Salut la compagnie, après avoir enfin fini mes concours (et saigné la bêta pendant une dizaine d’heures entre deux), je reviens avec un petit papier sur Overwatch, la nouvelle licence du studio Blizzard!

Après s’être attaqué au jeu de cartes et au MOBA, le studio embraye sur un nouveau type de jeu. Overwatch est un FPS dans lequel vous affrontez d’autres joueurs à 6 contre 6, en choisissant parmi les 21 héros disponibles pour organiser votre équipe et remplir votre objectif. Si vous avez jouer à Team Fortress 2, vous ne serez pas du tout dépaysé, c’est le jeu qui se rapproche le plus d’Overwatch en terme de gameplay et de teamplay. Il y a 12 cartes actuellement, et 3 modes de jeu:

  • Le convoi: Vous devez faire avancer un convoi au bout de la carte avant la fin du temps. Pour cela, vous devez vous postez à proximité pour pouvoir le faire avancer, mais bien évidemment l’équipe adverse fera tout pour vous barrez la route. La carte est souvent parsemée de checkpoints pour vous donnez du temps supplémentaire.
  • Capture d’objectifs: Ici c’est simple, vous avez deux objectifs fixes à capturer coup sur coup, le premier débloquant le second s’il est capturé, toujours sous une contrainte de temps
  • Roi de la colline: Pas de défenseurs dans ce mode, tout le monde attaque. Il y a un seul point de capture commun aux deux équipes sur le terrain. L’équipe qui le possède fait monter une jauge, et la première à la remplir gagne un round (ce mode de jeu fonctionne au meilleur de 3 rounds).

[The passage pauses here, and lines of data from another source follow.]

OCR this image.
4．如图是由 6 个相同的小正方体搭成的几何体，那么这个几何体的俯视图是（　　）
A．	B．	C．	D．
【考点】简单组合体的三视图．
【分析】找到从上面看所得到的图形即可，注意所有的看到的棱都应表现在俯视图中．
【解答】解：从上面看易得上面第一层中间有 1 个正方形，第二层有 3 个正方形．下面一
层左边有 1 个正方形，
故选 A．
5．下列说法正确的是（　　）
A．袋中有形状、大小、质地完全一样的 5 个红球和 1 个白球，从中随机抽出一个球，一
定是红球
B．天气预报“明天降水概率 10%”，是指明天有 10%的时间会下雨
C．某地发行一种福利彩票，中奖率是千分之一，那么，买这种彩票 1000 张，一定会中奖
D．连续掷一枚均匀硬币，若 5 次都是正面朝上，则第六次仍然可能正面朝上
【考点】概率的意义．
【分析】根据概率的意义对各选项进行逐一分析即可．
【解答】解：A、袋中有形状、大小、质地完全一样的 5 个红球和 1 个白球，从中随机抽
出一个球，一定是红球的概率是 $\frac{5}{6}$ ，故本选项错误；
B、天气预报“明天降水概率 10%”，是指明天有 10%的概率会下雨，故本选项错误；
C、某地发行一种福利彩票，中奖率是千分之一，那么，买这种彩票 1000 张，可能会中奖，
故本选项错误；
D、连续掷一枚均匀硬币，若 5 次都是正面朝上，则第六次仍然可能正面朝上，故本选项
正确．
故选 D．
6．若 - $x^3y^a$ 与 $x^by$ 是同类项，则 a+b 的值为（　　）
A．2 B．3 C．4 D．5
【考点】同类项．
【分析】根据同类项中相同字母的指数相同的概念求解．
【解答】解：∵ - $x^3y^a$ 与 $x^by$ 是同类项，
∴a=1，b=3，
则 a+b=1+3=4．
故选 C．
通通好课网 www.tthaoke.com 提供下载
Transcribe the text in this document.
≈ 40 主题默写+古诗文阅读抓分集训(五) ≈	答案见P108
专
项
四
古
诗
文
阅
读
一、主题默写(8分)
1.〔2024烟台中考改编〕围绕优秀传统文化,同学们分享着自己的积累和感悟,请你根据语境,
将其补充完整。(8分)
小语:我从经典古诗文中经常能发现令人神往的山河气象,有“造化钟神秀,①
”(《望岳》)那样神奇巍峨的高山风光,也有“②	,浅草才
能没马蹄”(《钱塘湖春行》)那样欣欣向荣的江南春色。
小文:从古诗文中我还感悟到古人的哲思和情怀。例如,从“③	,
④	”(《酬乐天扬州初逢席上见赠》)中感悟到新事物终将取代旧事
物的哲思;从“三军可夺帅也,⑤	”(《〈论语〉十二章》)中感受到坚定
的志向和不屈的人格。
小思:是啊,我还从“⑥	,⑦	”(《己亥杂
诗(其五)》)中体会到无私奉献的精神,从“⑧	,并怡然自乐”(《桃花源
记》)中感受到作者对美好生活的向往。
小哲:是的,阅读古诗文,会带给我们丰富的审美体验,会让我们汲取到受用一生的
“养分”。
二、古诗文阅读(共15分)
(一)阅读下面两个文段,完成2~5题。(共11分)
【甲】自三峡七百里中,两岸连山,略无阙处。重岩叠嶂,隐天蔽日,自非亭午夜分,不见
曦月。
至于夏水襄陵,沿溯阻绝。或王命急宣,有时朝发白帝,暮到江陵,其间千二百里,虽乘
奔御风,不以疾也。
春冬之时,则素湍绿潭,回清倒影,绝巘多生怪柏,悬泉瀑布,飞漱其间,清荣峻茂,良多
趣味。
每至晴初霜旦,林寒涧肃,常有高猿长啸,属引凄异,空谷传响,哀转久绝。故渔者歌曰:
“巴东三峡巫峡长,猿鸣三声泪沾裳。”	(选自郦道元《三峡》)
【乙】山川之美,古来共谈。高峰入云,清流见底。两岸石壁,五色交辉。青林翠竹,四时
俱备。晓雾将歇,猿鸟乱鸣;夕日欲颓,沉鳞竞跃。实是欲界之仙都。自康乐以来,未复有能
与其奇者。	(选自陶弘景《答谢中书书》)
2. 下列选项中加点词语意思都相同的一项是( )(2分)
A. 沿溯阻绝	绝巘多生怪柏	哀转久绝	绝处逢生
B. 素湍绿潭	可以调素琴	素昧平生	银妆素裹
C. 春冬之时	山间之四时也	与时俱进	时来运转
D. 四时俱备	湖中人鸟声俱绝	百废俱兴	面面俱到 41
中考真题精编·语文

Sans compter qu’il y a un mode match à mort qui ne s’active qu’entre 2 matchs lorsque les joueurs sont en chargement, et un combo des captures d’objectifs et du convoi sur certaines maps, avec un objectif fixe, puis le convoi à emmener.

On peut penser que cela fait peu en termes de modes de jeu, mais c’est largement suffisant avec le nombre de maps. Chacune a un level design unique et qui rend la façon d’appréhender la partie différemment selon que l’on soit attaquant ou défenseur. Croyez moi, ce n’est clairement pas le nombre de modes de jeu qui compte, et il y a déjà pas mal d’exemples de jeux qui fonctionnent bien comme ça. Après, il est vrai que l’on pourrait apprécier la présence de certains modes assez classiques, notamment la Capture de Drapeau.

Outre les cartes et les modes, ce qui fait le cœur du jeu, ce sont bien entendu les 21 héros, qui possèdent chacun un gameplay qui leur est propre, avec des capacités spéciales et ultimes, et qu’il faut savoir combiner dans votre équipe pour mener à bien vos parties. Car tout l’intérêt d’Overwatch réside dans la stratégie d’équipe que vous appliquerez pour écraser vos adversaires. Certaines compositions ont déjà fait leurs preuves (Bastion/Reinhardt/Ange *tousse très fort* c’est pété *tousse encore*), mais vous avez toujours le choix de partir avec 6 Tracers et faire tourner en bourrique vos ennemis comme c’est pas permis. Il y a une tonne de choix possibles de composition, mais la clé réside dans vos capacités d’adaptation.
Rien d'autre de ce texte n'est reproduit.